Moral outrage — whether merited or made up — is often the lifeblood of social-media platforms.
It’s a safe bet Donald Trump spent more time on Twitter than reading critical briefs. It was the communication medium of revolt on Jan. 6, when insurrectionists stormed the Capitol and built a scaffold to punish then-Vice President Mike Pence for presiding over a legal election tally.
But what is the corrosive effect of such incessant information over time?
Fake news about COVID-19 or vaccines has prevented people from getting vaccinated. Even former Attorney General Bill Barr said he could not find any evidence of widespread voter fraud — yet the “Big Lie” about a stolen presidential election continues to feed outrage in the social-media sphere — and in new voter-suppression legislation in Georgia and Texas.
Researchers from Yale University used AI to scan the tweets of more than 7,000 people to determine how moral outrage impacted behavior.
The findings from the new Yale study show social media, such as Facebook and Twitter, jacks up expressions of moral outrage because users who employ such language earn more “likes” and “shares.”
And that feedback feeds on itself — the more positive the reinforcement, the more intense future content becomes. That explains how some users, often those who connect with politically moderate networks, may be radicalized over time, according to researchers.
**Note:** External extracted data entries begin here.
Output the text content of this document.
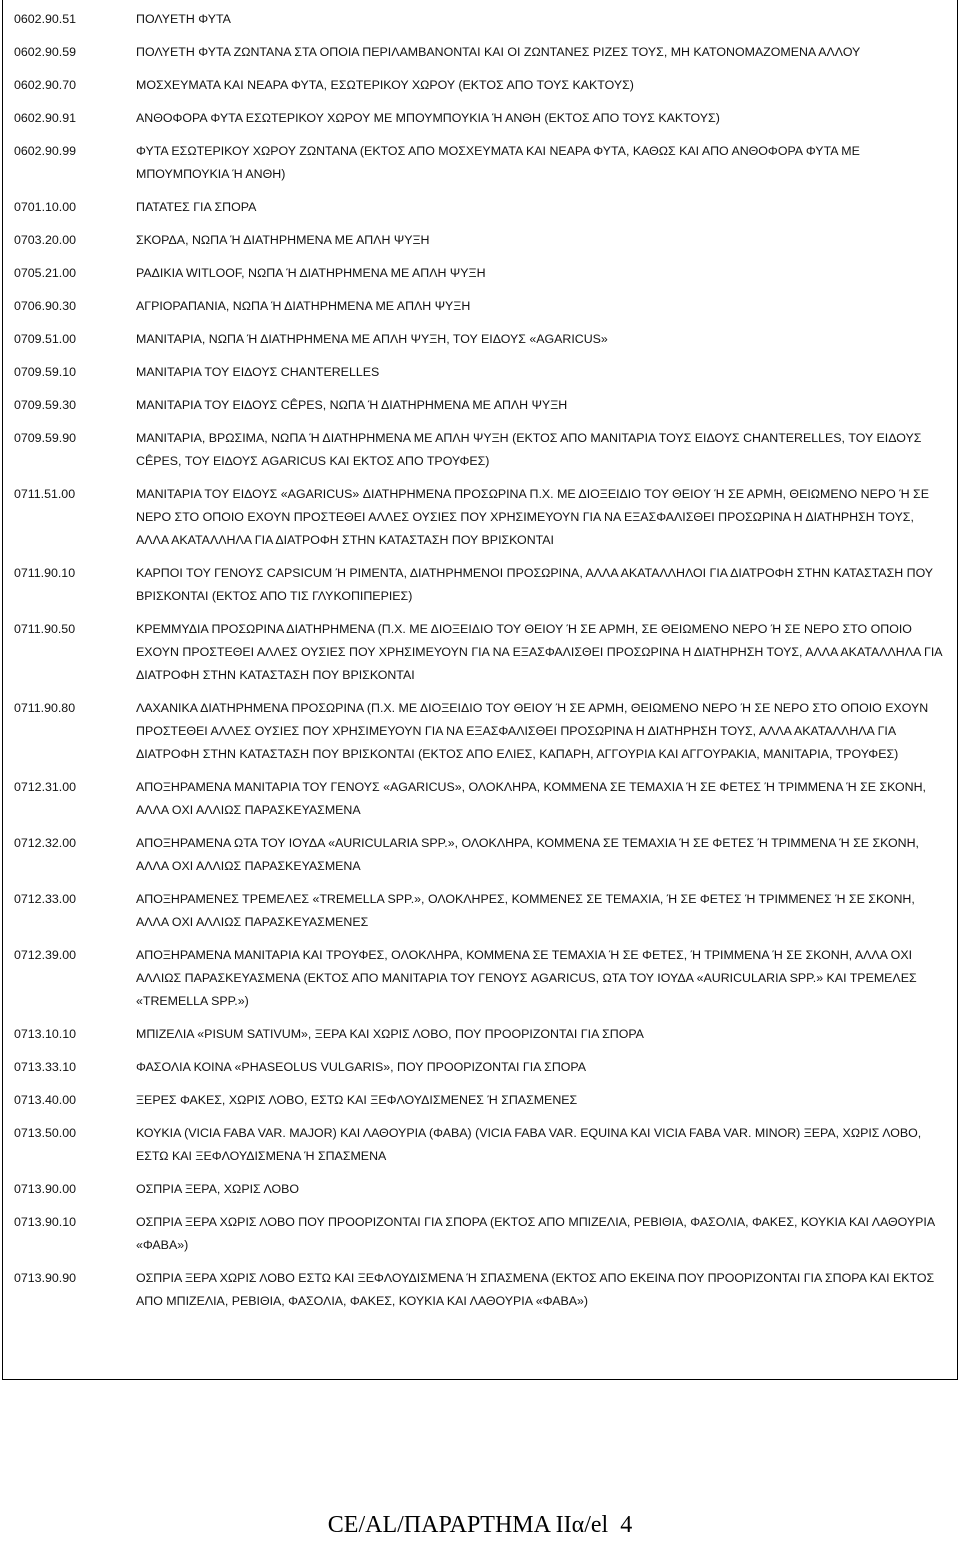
0602.90.51	ΠΟΛΥΕΤΗ ΦΥΤΑ
0602.90.59	ΠΟΛΥΕΤΗ ΦΥΤΑ ΖΩΝΤΑΝΑ ΣΤΑ ΟΠΟΙΑ ΠΕΡΙΛΑΜΒΑΝΟΝΤΑΙ ΚΑΙ ΟΙ ΖΩΝΤΑΝΕΣ ΡΙΖΕΣ ΤΟΥΣ, ΜΗ ΚΑΤΟΝΟΜΑΖΟΜΕΝΑ ΑΛΛΟΥ
0602.90.70	ΜΟΣΧΕΥΜΑΤΑ ΚΑΙ ΝΕΑΡΑ ΦΥΤΑ, ΕΣΩΤΕΡΙΚΟΥ ΧΩΡΟΥ (ΕΚΤΟΣ ΑΠΟ ΤΟΥΣ ΚΑΚΤΟΥΣ)
0602.90.91	ΑΝΘΟΦΟΡΑ ΦΥΤΑ ΕΣΩΤΕΡΙΚΟΥ ΧΩΡΟΥ ΜΕ ΜΠΟΥΜΠΟΥΚΙΑ Ή ΑΝΘΗ (ΕΚΤΟΣ ΑΠΟ ΤΟΥΣ ΚΑΚΤΟΥΣ)
0602.90.99	ΦΥΤΑ ΕΣΩΤΕΡΙΚΟΥ ΧΩΡΟΥ ΖΩΝΤΑΝΑ (ΕΚΤΟΣ ΑΠΟ ΜΟΣΧΕΥΜΑΤΑ ΚΑΙ ΝΕΑΡΑ ΦΥΤΑ, ΚΑΘΩΣ ΚΑΙ ΑΠΟ ΑΝΘΟΦΟΡΑ ΦΥΤΑ ΜΕ ΜΠΟΥΜΠΟΥΚΙΑ Ή ΑΝΘΗ)
0701.10.00	ΠΑΤΑΤΕΣ ΓΙΑ ΣΠΟΡΑ
0703.20.00	ΣΚΟΡΔΑ, ΝΩΠΑ Ή ΔΙΑΤΗΡΗΜΕΝΑ ΜΕ ΑΠΛΗ ΨΥΞΗ
0705.21.00	ΡΑΔΙΚΙΑ WITLOOF, ΝΩΠΑ Ή ΔΙΑΤΗΡΗΜΕΝΑ ΜΕ ΑΠΛΗ ΨΥΞΗ
0706.90.30	ΑΓΡΙΟΡΑΠΑΝΙΑ, ΝΩΠΑ Ή ΔΙΑΤΗΡΗΜΕΝΑ ΜΕ ΑΠΛΗ ΨΥΞΗ
0709.51.00	ΜΑΝΙΤΑΡΙΑ, ΝΩΠΑ Ή ΔΙΑΤΗΡΗΜΕΝΑ ΜΕ ΑΠΛΗ ΨΥΞΗ, ΤΟΥ ΕΙΔΟΥΣ «AGARICUS»
0709.59.10	ΜΑΝΙΤΑΡΙΑ ΤΟΥ ΕΙΔΟΥΣ CHANTERELLES
0709.59.30	ΜΑΝΙΤΑΡΙΑ ΤΟΥ ΕΙΔΟΥΣ CÊPES, ΝΩΠΑ Ή ΔΙΑΤΗΡΗΜΕΝΑ ΜΕ ΑΠΛΗ ΨΥΞΗ
0709.59.90	ΜΑΝΙΤΑΡΙΑ, ΒΡΩΣΙΜΑ, ΝΩΠΑ Ή ΔΙΑΤΗΡΗΜΕΝΑ ΜΕ ΑΠΛΗ ΨΥΞΗ (ΕΚΤΟΣ ΑΠΟ ΜΑΝΙΤΑΡΙΑ ΤΟΥΣ ΕΙΔΟΥΣ CHANTERELLES, ΤΟΥ ΕΙΔΟΥΣ CÊPES, ΤΟΥ ΕΙΔΟΥΣ AGARICUS ΚΑΙ ΕΚΤΟΣ ΑΠΟ ΤΡΟΥΦΕΣ)
0711.51.00	ΜΑΝΙΤΑΡΙΑ ΤΟΥ ΕΙΔΟΥΣ «AGARICUS» ΔΙΑΤΗΡΗΜΕΝΑ ΠΡΟΣΩΡΙΝΑ Π.Χ. ΜΕ ΔΙΟΞΕΙΔΙΟ ΤΟΥ ΘΕΙΟΥ Ή ΣΕ ΑΡΜΗ, ΘΕΙΩΜΕΝΟ ΝΕΡΟ Ή ΣΕ ΝΕΡΟ ΣΤΟ ΟΠΟΙΟ ΕΧΟΥΝ ΠΡΟΣΤΕΘΕΙ ΑΛΛΕΣ ΟΥΣΙΕΣ ΠΟΥ ΧΡΗΣΙΜΕΥΟΥΝ ΓΙΑ ΝΑ ΕΞΑΣΦΑΛΙΣΘΕΙ ΠΡΟΣΩΡΙΝΑ Η ΔΙΑΤΗΡΗΣΗ ΤΟΥΣ, ΑΛΛΑ ΑΚΑΤΑΛΛΗΛΑ ΓΙΑ ΔΙΑΤΡΟΦΗ ΣΤΗΝ ΚΑΤΑΣΤΑΣΗ ΠΟΥ ΒΡΙΣΚΟΝΤΑΙ
0711.90.10	ΚΑΡΠΟΙ ΤΟΥ ΓΕΝΟΥΣ CAPSICUM Ή ΡΙΜΕΝΤΑ, ΔΙΑΤΗΡΗΜΕΝΟΙ ΠΡΟΣΩΡΙΝΑ, ΑΛΛΑ ΑΚΑΤΑΛΛΗΛΟΙ ΓΙΑ ΔΙΑΤΡΟΦΗ ΣΤΗΝ ΚΑΤΑΣΤΑΣΗ ΠΟΥ ΒΡΙΣΚΟΝΤΑΙ (ΕΚΤΟΣ ΑΠΟ ΤΙΣ ΓΛΥΚΟΠΙΠΕΡΙΕΣ)
0711.90.50	ΚΡΕΜΜΥΔΙΑ ΠΡΟΣΩΡΙΝΑ ΔΙΑΤΗΡΗΜΕΝΑ (Π.Χ. ΜΕ ΔΙΟΞΕΙΔΙΟ ΤΟΥ ΘΕΙΟΥ Ή ΣΕ ΑΡΜΗ, ΣΕ ΘΕΙΩΜΕΝΟ ΝΕΡΟ Ή ΣΕ ΝΕΡΟ ΣΤΟ ΟΠΟΙΟ ΕΧΟΥΝ ΠΡΟΣΤΕΘΕΙ ΑΛΛΕΣ ΟΥΣΙΕΣ ΠΟΥ ΧΡΗΣΙΜΕΥΟΥΝ ΓΙΑ ΝΑ ΕΞΑΣΦΑΛΙΣΘΕΙ ΠΡΟΣΩΡΙΝΑ Η ΔΙΑΤΗΡΗΣΗ ΤΟΥΣ, ΑΛΛΑ ΑΚΑΤΑΛΛΗΛΑ ΓΙΑ ΔΙΑΤΡΟΦΗ ΣΤΗΝ ΚΑΤΑΣΤΑΣΗ ΠΟΥ ΒΡΙΣΚΟΝΤΑΙ
0711.90.80	ΛΑΧΑΝΙΚΑ ΔΙΑΤΗΡΗΜΕΝΑ ΠΡΟΣΩΡΙΝΑ (Π.Χ. ΜΕ ΔΙΟΞΕΙΔΙΟ ΤΟΥ ΘΕΙΟΥ Ή ΣΕ ΑΡΜΗ, ΘΕΙΩΜΕΝΟ ΝΕΡΟ Ή ΣΕ ΝΕΡΟ ΣΤΟ ΟΠΟΙΟ ΕΧΟΥΝ ΠΡΟΣΤΕΘΕΙ ΑΛΛΕΣ ΟΥΣΙΕΣ ΠΟΥ ΧΡΗΣΙΜΕΥΟΥΝ ΓΙΑ ΝΑ ΕΞΑΣΦΑΛΙΣΘΕΙ ΠΡΟΣΩΡΙΝΑ Η ΔΙΑΤΗΡΗΣΗ ΤΟΥΣ, ΑΛΛΑ ΑΚΑΤΑΛΛΗΛΑ ΓΙΑ ΔΙΑΤΡΟΦΗ ΣΤΗΝ ΚΑΤΑΣΤΑΣΗ ΠΟΥ ΒΡΙΣΚΟΝΤΑΙ (ΕΚΤΟΣ ΑΠΟ ΕΛΙΕΣ, ΚΑΠΑΡΗ, ΑΓΓΟΥΡΙΑ ΚΑΙ ΑΓΓΟΥΡΑΚΙΑ, ΜΑΝΙΤΑΡΙΑ, ΤΡΟΥΦΕΣ)
0712.31.00	ΑΠΟΞΗΡΑΜΕΝΑ ΜΑΝΙΤΑΡΙΑ ΤΟΥ ΓΕΝΟΥΣ «AGARICUS», ΟΛΟΚΛΗΡΑ, ΚΟΜΜΕΝΑ ΣΕ ΤΕΜΑΧΙΑ Ή ΣΕ ΦΕΤΕΣ Ή ΤΡΙΜΜΕΝΑ Ή ΣΕ ΣΚΟΝΗ, ΑΛΛΑ ΟΧΙ ΑΛΛΙΩΣ ΠΑΡΑΣΚΕΥΑΣΜΕΝΑ
0712.32.00	ΑΠΟΞΗΡΑΜΕΝΑ ΩΤΑ ΤΟΥ ΙΟΥΔΑ «AURICULARIA SPP.», ΟΛΟΚΛΗΡΑ, ΚΟΜΜΕΝΑ ΣΕ ΤΕΜΑΧΙΑ Ή ΣΕ ΦΕΤΕΣ Ή ΤΡΙΜΜΕΝΑ Ή ΣΕ ΣΚΟΝΗ, ΑΛΛΑ ΟΧΙ ΑΛΛΙΩΣ ΠΑΡΑΣΚΕΥΑΣΜΕΝΑ
0712.33.00	ΑΠΟΞΗΡΑΜΕΝΕΣ ΤΡΕΜΕΛΕΣ «TREMELLA SPP.», ΟΛΟΚΛΗΡΕΣ, ΚΟΜΜΕΝΕΣ ΣΕ ΤΕΜΑΧΙΑ, Ή ΣΕ ΦΕΤΕΣ Ή ΤΡΙΜΜΕΝΕΣ Ή ΣΕ ΣΚΟΝΗ, ΑΛΛΑ ΟΧΙ ΑΛΛΙΩΣ ΠΑΡΑΣΚΕΥΑΣΜΕΝΕΣ
0712.39.00	ΑΠΟΞΗΡΑΜΕΝΑ ΜΑΝΙΤΑΡΙΑ ΚΑΙ ΤΡΟΥΦΕΣ, ΟΛΟΚΛΗΡΑ, ΚΟΜΜΕΝΑ ΣΕ ΤΕΜΑΧΙΑ Ή ΣΕ ΦΕΤΕΣ, Ή ΤΡΙΜΜΕΝΑ Ή ΣΕ ΣΚΟΝΗ, ΑΛΛΑ ΟΧΙ ΑΛΛΙΩΣ ΠΑΡΑΣΚΕΥΑΣΜΕΝΑ (ΕΚΤΟΣ ΑΠΟ ΜΑΝΙΤΑΡΙΑ ΤΟΥ ΓΕΝΟΥΣ AGARICUS, ΩΤΑ ΤΟΥ ΙΟΥΔΑ «AURICULARIA SPP.» ΚΑΙ ΤΡΕΜΕΛΕΣ «TREMELLA SPP.»)
0713.10.10	ΜΠΙΖΕΛΙΑ «PISUM SATIVUM», ΞΕΡΑ ΚΑΙ ΧΩΡΙΣ ΛΟΒΟ, ΠΟΥ ΠΡΟΟΡΙΖΟΝΤΑΙ ΓΙΑ ΣΠΟΡΑ
0713.33.10	ΦΑΣΟΛΙΑ ΚΟΙΝΑ «PHASEOLUS VULGARIS», ΠΟΥ ΠΡΟΟΡΙΖΟΝΤΑΙ ΓΙΑ ΣΠΟΡΑ
0713.40.00	ΞΕΡΕΣ ΦΑΚΕΣ, ΧΩΡΙΣ ΛΟΒΟ, ΕΣΤΩ ΚΑΙ ΞΕΦΛΟΥΔΙΣΜΕΝΕΣ Ή ΣΠΑΣΜΕΝΕΣ
0713.50.00	ΚΟΥΚΙΑ (VICIA FABA VAR. MAJOR) ΚΑΙ ΛΑΘΟΥΡΙΑ (ΦΑΒΑ) (VICIA FABA VAR. EQUINA ΚΑΙ VICIA FABA VAR. MINOR) ΞΕΡΑ, ΧΩΡΙΣ ΛΟΒΟ, ΕΣΤΩ ΚΑΙ ΞΕΦΛΟΥΔΙΣΜΕΝΑ Ή ΣΠΑΣΜΕΝΑ
0713.90.00	ΟΣΠΡΙΑ ΞΕΡΑ, ΧΩΡΙΣ ΛΟΒΟ
0713.90.10	ΟΣΠΡΙΑ ΞΕΡΑ ΧΩΡΙΣ ΛΟΒΟ ΠΟΥ ΠΡΟΟΡΙΖΟΝΤΑΙ ΓΙΑ ΣΠΟΡΑ (ΕΚΤΟΣ ΑΠΟ ΜΠΙΖΕΛΙΑ, ΡΕΒΙΘΙΑ, ΦΑΣΟΛΙΑ, ΦΑΚΕΣ, ΚΟΥΚΙΑ ΚΑΙ ΛΑΘΟΥΡΙΑ «ΦΑΒΑ»)
0713.90.90	ΟΣΠΡΙΑ ΞΕΡΑ ΧΩΡΙΣ ΛΟΒΟ ΕΣΤΩ ΚΑΙ ΞΕΦΛΟΥΔΙΣΜΕΝΑ Ή ΣΠΑΣΜΕΝΑ (ΕΚΤΟΣ ΑΠΟ ΕΚΕΙΝΑ ΠΟΥ ΠΡΟΟΡΙΖΟΝΤΑΙ ΓΙΑ ΣΠΟΡΑ ΚΑΙ ΕΚΤΟΣ ΑΠΟ ΜΠΙΖΕΛΙΑ, ΡΕΒΙΘΙΑ, ΦΑΣΟΛΙΑ, ΦΑΚΕΣ, ΚΟΥΚΙΑ ΚΑΙ ΛΑΘΟΥΡΙΑ «ΦΑΒΑ»)
CE/AL/ΠΑΡΑΡΤΗΜΑ IIα/el 4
Molly Crockett, the paper’s author and an associate professor at Yale University, was even more pointed. “Amplification of moral outrage is a clear consequence of social media’s business model, which optimizes for user engagement.
“Given that moral outrage plays a crucial role in social and political change, we should be aware that tech companies, through the design of their platforms, have the ability to influence the success or failure of collective movements,” she noted.
The results also underscore how easy it can be to advance political polarization.
“Social media’s incentives are changing the tone of our political conversations online,” said William Brady, a postdoctoral researcher in the Yale department of psychology and co-author of the study.
However, based on their original analysis, the team also found that outrage was more widely expressed among members of politically extreme online networks.
The Yale findings aren’t news to the White House, which has already taken note of social media's perils.
On July 20, the White House’s communications director Kate Bedingfield said social-media companies should be held accountable for publishing misinformation. That could include amending the Communications Decency Act, or Section 230 of the act. President Biden was particularly concerned about disinformation about Covid vaccines shared on these platforms.
Section 230 protects internet service providers and website companies from being held liable for content created by users. Facebook has long argued it is not a publisher and therefore, not responsible for postings.
Many on Capitol Hill and in Congress disagree — but it’s unclear how far they will push to change legislation.